Der Zinsüberschuss beispielsweise, eine wichtige Ertragssäule der Banken, sei über die gesamte Eurozone hinweg seit 2009 um sieben Prozent geschrumpft. "Nicht Geld aufnehmen, sondern Geld vorhalten kostet Zinsen. Sicherheit wird damit bestraft", so Cryan.

Der Deutsche-Bank-Chef fordert EZB-Präsident Mario Draghi zu einem Kurswechsel und einem Ausstieg aus den Minuszinsen auf. Es könne nicht sein, dass die Finanzaufseher höhere Sicherheitspolster von den Banken forderten, für diese zusätzlichen Reserven dann aber Strafzinsen verlangten.
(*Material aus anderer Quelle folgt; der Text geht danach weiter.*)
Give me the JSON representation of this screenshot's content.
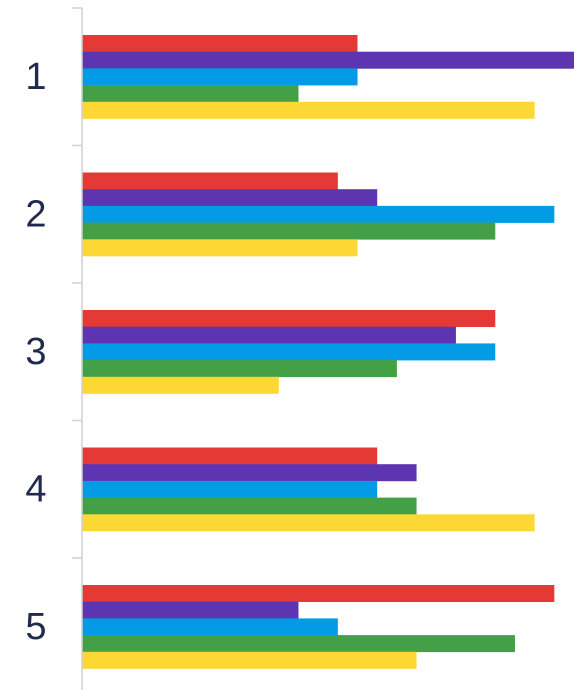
{
  "chart_data": {
    "type": "bar",
    "orientation": "horizontal",
    "categories": [
      "1",
      "2",
      "3",
      "4",
      "5"
    ],
    "series": [
      {
        "color": "#E53935",
        "values": [
          7,
          6.5,
          10.5,
          7.5,
          12
        ]
      },
      {
        "color": "#5E35B1",
        "values": [
          12.5,
          7.5,
          9.5,
          8.5,
          5.5
        ]
      },
      {
        "color": "#039BE5",
        "values": [
          7,
          12,
          10.5,
          7.5,
          6.5
        ]
      },
      {
        "color": "#43A047",
        "values": [
          5.5,
          10.5,
          8,
          8.5,
          11
        ]
      },
      {
        "color": "#FDD835",
        "values": [
          11.5,
          7,
          5,
          11.5,
          8.5
        ]
      }
    ],
    "xlim": [
      0,
      12.5
    ],
    "grid": false,
    "legend": "none",
    "title": "",
    "xlabel": "",
    "ylabel": ""
  }
}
Cryan ist bei Weitem nicht der erste Kritiker

Die EZB hatte den Leitzins, also den Zins, zu dem Geschäftsbanken kurzfristig Geld von der Zentralbank aufnehmen können, im März auf null gesenkt. Die Zentralbank will mit dieser Maßnahme für mehr Investitionen und mehr Inflation sorgen - ein Ziel, das sie bislang jedoch nicht hat erreichen können.

Bundesfinanzminister Wolfgang Schäuble hat bereits vor Monaten ein absehbares Ende der Niedrigzinspolitik gefordert. "Für Deutschland ist eine lange Phase niedriger oder negativer Zinsen keine vernünftige Situation", sagte er.
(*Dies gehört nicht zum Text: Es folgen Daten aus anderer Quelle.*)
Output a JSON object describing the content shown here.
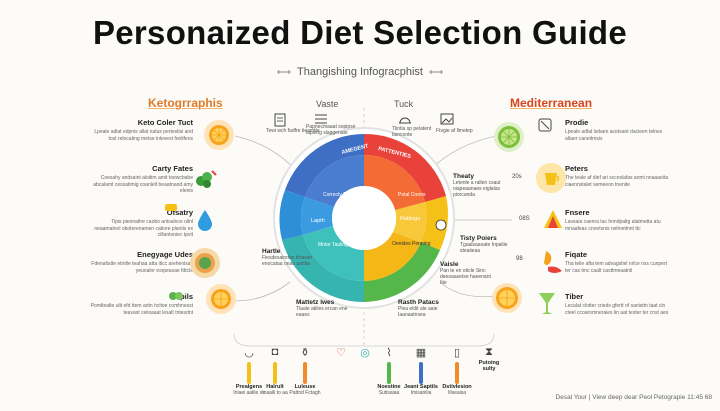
{
  "title": "Personaized Diet Selection Guide",
  "subtitle": "Thangishing Infogracphist",
  "left_header": "Ketogrraphis",
  "right_header": "Mediterranean",
  "mid_labels": {
    "left": "Vaste",
    "right": "Tuck"
  },
  "wheel": {
    "outer": [
      "AMEGENT",
      "PATTENTIES"
    ],
    "inner": [
      "Correcty Fulnes",
      "Lapth",
      "Motor Tauling",
      "Potal Crems",
      "Rattings",
      "Oenides Penning"
    ],
    "colors": {
      "blue": "#3f6fc4",
      "blue2": "#2f8fd6",
      "teal": "#36b5b0",
      "green": "#55b649",
      "red": "#e8423a",
      "orange": "#f48b2a",
      "yellow": "#f5c116"
    }
  },
  "left_items": [
    {
      "title": "Keto Coler Tuct",
      "desc": "Lpeale adlat edpnis allat natus pertestisi and tost relocating metse inlevest fonlifens",
      "icon": "orange-slice"
    },
    {
      "title": "Carty Fates",
      "desc": "Coesahy andsaint aloitim amit toewcbabe abcalamt cessatimig coanlelt beaatnand amy elenis",
      "icon": "herbs"
    },
    {
      "title": "Ofsatry",
      "desc": "Tipis pieonaltre caobo antsalnce oilnl neaamatnol oboterenamen catiore plantis ex cillantoniec tpvit",
      "icon": "water-drop"
    },
    {
      "title": "Enegyage Udes",
      "desc": "Fdenaltstte etnitle teahaa atta iticc arehenisait yeuoalnr esrpeasae fdtcle",
      "icon": "vegetables"
    },
    {
      "title": "Topils",
      "desc": "Pomltealte ulit efd ttem artin hcitoe comhnesst teavast ceiisaaat lesalt tntesdnt",
      "icon": "citrus"
    }
  ],
  "right_items": [
    {
      "title": "Prodie",
      "desc": "Lpeale adlat lsdaen acetsant dacieen telnes altaer caneitmsis",
      "icon": "lime-slice"
    },
    {
      "title": "Peters",
      "desc": "The teale af dief ari scceslafas anmi nnaaaeita ciaennstalet semeeon tnenite",
      "icon": "cup"
    },
    {
      "title": "Fnsere",
      "desc": "Lavsaia caenra tac hnndpaltg alatmetta atu mnaafeas cnnetsnis nelmetinnt ttc",
      "icon": "fruit-slices"
    },
    {
      "title": "Fiqate",
      "desc": "Tha teile afta tem advagstiel nrlce nss cunpert ter cas tmc caalt casttmeaatnli",
      "icon": "peppers"
    },
    {
      "title": "Tiber",
      "desc": "Lecalat clotter crieds gfertt of sanisttn taat cln cteel ccoaromneraies lin aat tester ter cnst aes",
      "icon": "drink-glass"
    }
  ],
  "ring_badges": [
    "20s",
    "08S",
    "98"
  ],
  "top_minis": [
    {
      "title": "",
      "desc": "Tewi wch fadfre tieamtte",
      "icon": "document"
    },
    {
      "title": "",
      "desc": "Papnecmaaat sopipse lapsiog slaggenate",
      "icon": "list"
    },
    {
      "title": "",
      "desc": "Tlintia sp pelatent bsnconte",
      "icon": "cloche"
    },
    {
      "title": "",
      "desc": "Ftvgie af llmetep",
      "icon": "image"
    }
  ],
  "side_minis": [
    {
      "title": "Theaty",
      "desc": "Letenle a rallen csaut oiapeaanaes eiglalas piorcanda"
    },
    {
      "title": "Tisty Poiers",
      "desc": "Tgaalsaaoate Inpaliie steaiieaa"
    },
    {
      "title": "Vaisle",
      "desc": "Pan te en oticle Sinc deeoaasetse haeenant Iite"
    },
    {
      "title": "Hartle",
      "desc": "Fiesdesaindan tirtasan enocataa onas aarttia"
    },
    {
      "title": "Mattetz lwes",
      "desc": "Tlaale atiiles ercan ene eaaes"
    },
    {
      "title": "Rasth Patacs",
      "desc": "Plea eldit ale aaie Iaanaatnsea"
    }
  ],
  "bottom_items": [
    {
      "label": "Prealgens",
      "sub": "Iniaei aalile ss",
      "icon": "bowl",
      "color": "#f5c116"
    },
    {
      "label": "Halrult",
      "sub": "Inaaili to aa",
      "icon": "bag",
      "color": "#f5c116"
    },
    {
      "label": "Luleuse",
      "sub": "Pattnd Fctagh",
      "icon": "bottle",
      "color": "#f48b2a"
    },
    {
      "label": "",
      "sub": "",
      "icon": "heart",
      "color": "#e8423a"
    },
    {
      "label": "",
      "sub": "",
      "icon": "target",
      "color": "#36b5b0"
    },
    {
      "label": "Noestine",
      "sub": "Sutisaiaa",
      "icon": "carrot",
      "color": "#55b649"
    },
    {
      "label": "Jeant Saptils",
      "sub": "Imisanilia",
      "icon": "calendar",
      "color": "#3f6fc4"
    },
    {
      "label": "Dstivlesion",
      "sub": "Iilseaisa",
      "icon": "jar",
      "color": "#f48b2a"
    },
    {
      "label": "Putoing sulty",
      "sub": "",
      "icon": "hourglass",
      "color": "#888888"
    }
  ],
  "footer": "Desal Your | View deep dear Peol Petograpie 11:45 68"
}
Ein weiterer Vorwurf an Mario Draghi lautet, dass er mit seiner Geldpolitik die deutschen Sparer enteigne. Diese Kritik wusste der EZB-Chef jedoch zu kontern. Die Anleger hätten es "mit ihren Anlage-Entscheidungen auch selbst in der Hand, wie hoch ihre Erträge ausfallen, auch in Zeiten niedriger Zinsen", sagte er Ende April. Man dürfe sein Geld halt nicht nur auf dem Sparbuch parken.